Um belo dia, o bom Deus quis dar um passeio pelo jardim celestial; levou consigo todos os apóstolos e santos, não ficando no Paraíso senão São Pedro. O Senhor recomendou-lhe que não deixasse entrar ninguém durante sua ausência e São Pedro ficou de guarda junto à porta do céu. Não demorou muito, alguém bateu. São Pedro perguntou quem era e o que desejava.
- Sou um pobre e honesto alfaiate, - respondeu uma vozinha humilde - que pede para entrar.
- Sim, honesto! - disse São Pedro; - como um ladrão candidato à forca! Tinhas os dedos compridos quando surrupiavas o pano aos fregueses! No Céu, não podes entrar; o Senhor recomendou-me que não deixasse entrar ninguém durante a sua ausência.

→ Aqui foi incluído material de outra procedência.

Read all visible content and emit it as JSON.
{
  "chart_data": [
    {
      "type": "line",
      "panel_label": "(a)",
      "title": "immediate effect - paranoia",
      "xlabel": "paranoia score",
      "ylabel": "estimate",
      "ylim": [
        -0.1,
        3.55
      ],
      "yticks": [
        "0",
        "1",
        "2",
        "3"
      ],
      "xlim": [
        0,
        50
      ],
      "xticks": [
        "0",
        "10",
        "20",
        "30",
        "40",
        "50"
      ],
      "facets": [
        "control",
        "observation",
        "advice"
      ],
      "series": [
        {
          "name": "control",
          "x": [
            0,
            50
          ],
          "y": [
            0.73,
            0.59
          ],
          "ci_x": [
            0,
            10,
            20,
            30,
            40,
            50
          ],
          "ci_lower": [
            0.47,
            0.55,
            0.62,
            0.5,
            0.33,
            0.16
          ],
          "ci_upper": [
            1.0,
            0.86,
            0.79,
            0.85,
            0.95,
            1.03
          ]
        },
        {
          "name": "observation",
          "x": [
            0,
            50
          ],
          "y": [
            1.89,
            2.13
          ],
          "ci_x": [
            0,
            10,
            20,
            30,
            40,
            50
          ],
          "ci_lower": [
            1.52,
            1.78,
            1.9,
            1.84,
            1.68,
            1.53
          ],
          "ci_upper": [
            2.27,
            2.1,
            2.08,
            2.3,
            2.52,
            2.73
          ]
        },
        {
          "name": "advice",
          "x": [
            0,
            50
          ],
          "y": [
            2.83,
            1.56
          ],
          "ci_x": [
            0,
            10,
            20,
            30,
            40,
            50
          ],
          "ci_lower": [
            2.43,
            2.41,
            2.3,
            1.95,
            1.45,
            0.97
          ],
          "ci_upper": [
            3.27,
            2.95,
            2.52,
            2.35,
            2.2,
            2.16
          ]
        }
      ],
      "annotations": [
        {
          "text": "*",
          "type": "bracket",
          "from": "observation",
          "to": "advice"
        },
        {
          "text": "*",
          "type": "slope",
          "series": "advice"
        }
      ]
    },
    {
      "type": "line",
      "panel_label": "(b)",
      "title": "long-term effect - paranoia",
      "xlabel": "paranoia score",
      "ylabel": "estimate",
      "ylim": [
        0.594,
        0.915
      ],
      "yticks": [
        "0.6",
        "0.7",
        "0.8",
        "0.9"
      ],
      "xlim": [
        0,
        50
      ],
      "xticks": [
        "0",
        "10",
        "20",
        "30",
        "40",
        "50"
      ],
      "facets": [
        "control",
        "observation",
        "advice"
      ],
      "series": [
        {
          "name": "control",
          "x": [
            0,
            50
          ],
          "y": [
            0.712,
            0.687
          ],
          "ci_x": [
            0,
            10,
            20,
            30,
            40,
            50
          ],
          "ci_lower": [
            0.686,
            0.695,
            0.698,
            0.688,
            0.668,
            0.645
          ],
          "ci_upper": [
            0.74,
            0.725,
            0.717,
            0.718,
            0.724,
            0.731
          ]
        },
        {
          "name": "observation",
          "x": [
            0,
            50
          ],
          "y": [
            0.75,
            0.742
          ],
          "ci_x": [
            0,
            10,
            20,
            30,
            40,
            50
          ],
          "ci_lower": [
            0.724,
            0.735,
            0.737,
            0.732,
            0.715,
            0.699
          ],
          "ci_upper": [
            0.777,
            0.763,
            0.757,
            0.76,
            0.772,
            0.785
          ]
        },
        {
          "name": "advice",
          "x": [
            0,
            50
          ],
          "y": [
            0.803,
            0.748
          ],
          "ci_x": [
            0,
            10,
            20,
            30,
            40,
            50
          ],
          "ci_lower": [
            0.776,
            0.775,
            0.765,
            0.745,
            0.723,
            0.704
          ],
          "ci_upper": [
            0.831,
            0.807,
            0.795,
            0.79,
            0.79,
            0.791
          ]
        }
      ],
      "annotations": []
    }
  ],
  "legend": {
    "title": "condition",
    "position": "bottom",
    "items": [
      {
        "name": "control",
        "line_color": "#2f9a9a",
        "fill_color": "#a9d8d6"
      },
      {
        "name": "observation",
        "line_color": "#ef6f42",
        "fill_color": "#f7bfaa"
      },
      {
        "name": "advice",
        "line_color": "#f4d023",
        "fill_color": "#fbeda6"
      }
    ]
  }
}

- Tende compaixão de mim! - choramingou o alfaiate, - pequenos retalhos que caem da mesa não são roubados, não merecem sequer que se fale neles. Olhai, estou mancando por causa das bolhas que fiz nos pés, de tanto andar; não posso absolutamente voltar daqui. Deixai-me entrar, prometo fazer todo o serviço pesado; carregarei as crianças, lavarei as fraldas, limparei e esfregarei os bancos onde brincam e remendarei os rasgões de suas roupas!
São Pedro acabou por compadecer-se e abriu um pouquinho a porta do Céu, um tantinho apenas que deu para o alfaiate coxo insinuar-se. Recomendou-lhe que ficasse quietinho num canto atrás da porta para que, quando o Senhor voltasse, não o descobrisse, senão se zangaria.
O alfaiate obedeceu. Sentou-se no canto atrás da porta, mas, assim que São Pedro deu as costas, levantou-se e pôs-se a esquadrinhar curiosamente todos os recantos do Paraíso. Por fim, foi ter a um lugar onde havia muitas cadeiras esplêndidas e, no centro, uma poltrona de ouro cravejada de pedras preciosas; era muito mais alta que as cadeiras circunstantes e à sua frente havia um escabelo também de ouro.
Era a poltrona onde sentava o Senhor quando estava em casa e da qual podia ver tudo o que se passava na terra. O alfaiate quedou-se a contemplá-la por algum tempo, pois ela lhe agradava mais que todo o resto. Até que, não conseguindo refrear a temerária curiosidade, foi sentar-se nela. Então viu tudo o que acontecia na terra e, particularmente, notou uma velha feia lavando roupa num regato, que subtraiu e pôs de lado dois véus. Vendo isso, o alfaiate foi tomado de tal indignação que agarrou o escabelo de ouro e, através do Céu, lançou-o violentamente na velha ladra, lá na terra. Como, porém não podia mais ir buscar o escabelo tratou de escapulir o mais depressa possível da poltrona e correr para o seu lugar atrás da porta tudo como se nada houvesse acontecido.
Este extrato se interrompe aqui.